Tuesday, May 12, 2020

A 21st Century Definition of Insanity


On Mother’s Day I was driving along Main Street in my town when I ran into an acquaintance from my health club, whom I hadn’t seen in several months. He too was climbing the proverbial walls regarding lack of exercise since our facility officially closed on March 17. After all, long walks and push-ups can only go so far.

But his COVID-19 malaise went far deeper than simply being deprived of performing squats and bench presses. His job until now was to secure available parcels of land and erect restaurants. As you might imagine, that hasn’t been a burgeoning industry of late. In fact, he’s admitted to me that he’s unsure if he will have any company at all once the quarantine is lifted. But he did say that neighboring Connecticut (where he is involved in a lot of projects as well) would be slowly opening back up beginning next week beginning with “essential businesses.”

Now what is and is not an “essential business” has been a subject of intense debate over the past two months and that alone can serve as fodder for a future column. But as I understand it, the Nutmeg State will allow hair salons and some restaurants to reopen with certain conditions.
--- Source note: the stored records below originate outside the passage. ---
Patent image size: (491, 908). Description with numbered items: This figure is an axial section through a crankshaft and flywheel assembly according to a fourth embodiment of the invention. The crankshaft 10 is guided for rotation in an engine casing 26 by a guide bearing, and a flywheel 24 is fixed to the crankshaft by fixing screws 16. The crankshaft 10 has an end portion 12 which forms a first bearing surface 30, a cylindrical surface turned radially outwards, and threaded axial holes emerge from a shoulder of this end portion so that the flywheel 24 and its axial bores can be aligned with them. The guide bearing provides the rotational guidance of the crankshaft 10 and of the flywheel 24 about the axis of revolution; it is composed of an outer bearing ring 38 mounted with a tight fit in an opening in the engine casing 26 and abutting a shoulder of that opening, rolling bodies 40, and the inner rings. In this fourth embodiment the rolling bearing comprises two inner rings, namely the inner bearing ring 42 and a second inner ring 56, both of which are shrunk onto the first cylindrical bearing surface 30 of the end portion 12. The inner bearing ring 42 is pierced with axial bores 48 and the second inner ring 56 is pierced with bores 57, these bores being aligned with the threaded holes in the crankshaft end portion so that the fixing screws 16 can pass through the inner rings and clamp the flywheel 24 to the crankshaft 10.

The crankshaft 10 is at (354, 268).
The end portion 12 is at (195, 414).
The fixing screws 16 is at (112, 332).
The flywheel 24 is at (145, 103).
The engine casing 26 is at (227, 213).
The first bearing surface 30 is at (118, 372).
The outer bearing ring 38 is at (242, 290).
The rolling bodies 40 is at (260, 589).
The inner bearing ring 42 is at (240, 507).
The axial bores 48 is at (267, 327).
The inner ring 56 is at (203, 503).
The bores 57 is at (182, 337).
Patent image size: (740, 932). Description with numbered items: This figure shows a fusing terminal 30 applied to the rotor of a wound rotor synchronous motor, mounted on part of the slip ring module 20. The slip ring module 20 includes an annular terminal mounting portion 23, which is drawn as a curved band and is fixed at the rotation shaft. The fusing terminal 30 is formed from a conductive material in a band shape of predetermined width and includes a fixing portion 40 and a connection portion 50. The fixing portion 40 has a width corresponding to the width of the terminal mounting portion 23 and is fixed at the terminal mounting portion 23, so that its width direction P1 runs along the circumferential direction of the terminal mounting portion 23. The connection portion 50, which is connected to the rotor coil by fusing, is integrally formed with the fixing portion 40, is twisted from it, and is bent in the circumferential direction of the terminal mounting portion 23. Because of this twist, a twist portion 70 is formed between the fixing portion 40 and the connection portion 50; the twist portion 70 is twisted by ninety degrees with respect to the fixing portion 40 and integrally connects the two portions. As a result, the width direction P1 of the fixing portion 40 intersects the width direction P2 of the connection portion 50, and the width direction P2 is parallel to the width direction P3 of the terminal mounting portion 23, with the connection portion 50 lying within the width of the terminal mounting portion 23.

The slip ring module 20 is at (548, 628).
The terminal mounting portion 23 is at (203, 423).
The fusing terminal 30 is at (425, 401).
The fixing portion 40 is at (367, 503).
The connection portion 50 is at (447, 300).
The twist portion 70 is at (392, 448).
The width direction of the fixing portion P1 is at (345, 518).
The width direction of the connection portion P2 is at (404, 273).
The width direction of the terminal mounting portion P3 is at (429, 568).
Remind me again what Einstein said about the definition of insanity.

As I understand it from my sister-in-law who gets her hair done in a Connecticut-based salon, patrons will be required to wear masks while getting a procedure. Now since my late 20’s, a haircut hasn’t been one of my bigger investments. But for those not follicly challenged, think about attempting to wear a mask while getting your hair cut, and the gymnastics the stylist would have to perform with an extremely sharp scissors to trim around the ears.

How about getting a coloring? For those women familiar with that procedure, you know the solution gets everywhere and that would almost certainly include on a mask.

But wait, it gets better.

When restaurants reopen, rumor has it that customers will also be required to don masks. So, picture having to slide it down every time you want to take a bite or a sip of your drink. How long do you think that mandate is going to last before frustration sets in and folks don’t bother putting it back in place?
My best guess is about the third or fourth sip or mouthful.

Closer to home, the powers that be in New York are expected to decide about a first stage reopening later this week.

On the bright side, I’m glad I’m not overdue for a styling. That could get ugly.